Cool. I'm sure that its big enough to be used as a test sample (that app)
Anyway, here's a modular coder from 2003, something related to what that
"compression IDE" could do: http://nishi.dreamhosters.com/u/dc-kit2.rar
(beware of 16-bit executables)
Here's a script which implements Distance Coding:
lng - convert file of bytes into array of uint32s
if not exist "%1" exit
rmdir /s /q temp
copy /b %1 temp\%a%
BWT %a% %a%.bwt
lng %a%.bwt %a%.lng
frq %a%.lng %a%.frq
rem fixed book1.lng -> book1.dc1
lng-asc %a%.frq %a%.dc
frq %a%.dc1 %a%.frq
lng-asc %a%.frq %a%.asc
addfile %a%.dc %a%.asc
lng-ari %a%.dc1 %a%.ari
addfile %a%.dc %a%.ari
rem book1.dc is the result
frq - compute a frequency table for given array of uint32s
lng-asc - compress an array of uint32s (freqtable model, but anything goes)
lng-ari - combinatoric arithmethic encoder, needs a frequency table for decoding
addfile - add a file (and its size) to archive
Then there're backward transforms for these and plenty other modules, including "lng-ppm"

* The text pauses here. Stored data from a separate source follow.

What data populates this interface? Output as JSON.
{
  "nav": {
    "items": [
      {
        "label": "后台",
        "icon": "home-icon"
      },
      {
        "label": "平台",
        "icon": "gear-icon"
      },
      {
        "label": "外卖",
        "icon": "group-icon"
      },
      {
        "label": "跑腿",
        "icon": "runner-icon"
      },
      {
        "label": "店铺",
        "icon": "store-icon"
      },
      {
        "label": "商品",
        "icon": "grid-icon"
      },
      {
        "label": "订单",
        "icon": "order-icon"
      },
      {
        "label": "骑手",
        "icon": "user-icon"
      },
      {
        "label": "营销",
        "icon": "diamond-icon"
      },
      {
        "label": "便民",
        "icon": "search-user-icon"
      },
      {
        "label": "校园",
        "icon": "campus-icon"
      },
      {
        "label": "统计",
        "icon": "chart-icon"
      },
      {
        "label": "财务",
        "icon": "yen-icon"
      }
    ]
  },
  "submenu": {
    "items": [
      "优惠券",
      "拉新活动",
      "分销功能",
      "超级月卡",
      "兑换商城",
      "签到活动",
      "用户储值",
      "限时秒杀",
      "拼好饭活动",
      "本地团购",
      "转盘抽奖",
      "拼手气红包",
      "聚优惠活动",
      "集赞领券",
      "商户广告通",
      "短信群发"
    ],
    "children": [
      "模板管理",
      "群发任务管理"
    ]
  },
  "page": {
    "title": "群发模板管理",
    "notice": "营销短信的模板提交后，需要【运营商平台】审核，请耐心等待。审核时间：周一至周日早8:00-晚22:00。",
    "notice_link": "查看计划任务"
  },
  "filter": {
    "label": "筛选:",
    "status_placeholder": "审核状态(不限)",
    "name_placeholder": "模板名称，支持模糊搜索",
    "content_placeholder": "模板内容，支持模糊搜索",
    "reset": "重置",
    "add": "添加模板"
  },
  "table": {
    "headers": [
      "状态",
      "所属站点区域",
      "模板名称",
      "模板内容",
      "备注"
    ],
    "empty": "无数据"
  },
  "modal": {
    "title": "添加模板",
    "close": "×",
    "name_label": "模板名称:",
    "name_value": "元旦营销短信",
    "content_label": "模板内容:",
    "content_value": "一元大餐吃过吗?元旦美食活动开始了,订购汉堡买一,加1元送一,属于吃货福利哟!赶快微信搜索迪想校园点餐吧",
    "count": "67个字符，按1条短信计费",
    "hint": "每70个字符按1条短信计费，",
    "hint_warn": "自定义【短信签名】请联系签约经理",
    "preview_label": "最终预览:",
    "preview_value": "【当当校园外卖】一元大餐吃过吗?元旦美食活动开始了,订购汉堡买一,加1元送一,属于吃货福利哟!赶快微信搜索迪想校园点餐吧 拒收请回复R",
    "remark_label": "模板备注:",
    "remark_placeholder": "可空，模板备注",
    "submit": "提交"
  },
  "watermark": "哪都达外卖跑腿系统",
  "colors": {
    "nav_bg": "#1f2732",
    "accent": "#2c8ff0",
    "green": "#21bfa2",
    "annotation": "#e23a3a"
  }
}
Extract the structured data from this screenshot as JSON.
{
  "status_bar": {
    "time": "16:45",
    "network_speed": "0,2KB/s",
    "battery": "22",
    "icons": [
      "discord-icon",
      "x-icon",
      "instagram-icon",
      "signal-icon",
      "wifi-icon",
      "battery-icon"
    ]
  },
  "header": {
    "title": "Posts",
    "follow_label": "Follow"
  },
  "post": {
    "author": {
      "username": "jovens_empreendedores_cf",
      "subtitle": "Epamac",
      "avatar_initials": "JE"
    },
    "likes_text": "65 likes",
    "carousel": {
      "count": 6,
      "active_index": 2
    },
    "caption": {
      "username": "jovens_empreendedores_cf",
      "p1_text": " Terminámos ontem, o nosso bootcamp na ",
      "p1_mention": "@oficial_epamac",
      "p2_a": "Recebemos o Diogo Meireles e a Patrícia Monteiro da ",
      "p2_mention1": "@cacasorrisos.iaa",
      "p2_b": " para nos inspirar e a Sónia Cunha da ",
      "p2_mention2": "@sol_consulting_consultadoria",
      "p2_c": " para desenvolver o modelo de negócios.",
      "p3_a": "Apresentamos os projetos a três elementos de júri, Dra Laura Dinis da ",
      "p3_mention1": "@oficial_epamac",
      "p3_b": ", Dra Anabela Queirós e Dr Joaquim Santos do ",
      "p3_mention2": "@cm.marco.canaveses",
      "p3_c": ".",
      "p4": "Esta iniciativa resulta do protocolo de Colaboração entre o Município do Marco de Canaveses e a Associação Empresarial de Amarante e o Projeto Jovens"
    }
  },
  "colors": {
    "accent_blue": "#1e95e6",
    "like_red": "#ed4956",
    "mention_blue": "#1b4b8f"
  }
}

and various bitcodes (huffman etc), most working with these 32-bit tables.
Well, I had the same idea at that time basically - to make lots of components for
various transforms, and make it possible to try out various configurations in .bat scripts.
- People couldn't even run my scripts for various reasons, and hated to read them.
- It was hard to write algorithms for 32-bit alphabet
- The focus changed to other types of components which work at single symbol level (mixers etc)
So I quit it (along with .asm programs which people seemed to hate as well)
and started posting C/C++ coders like I still do.
But maybe you have an idea what to change to make it useful?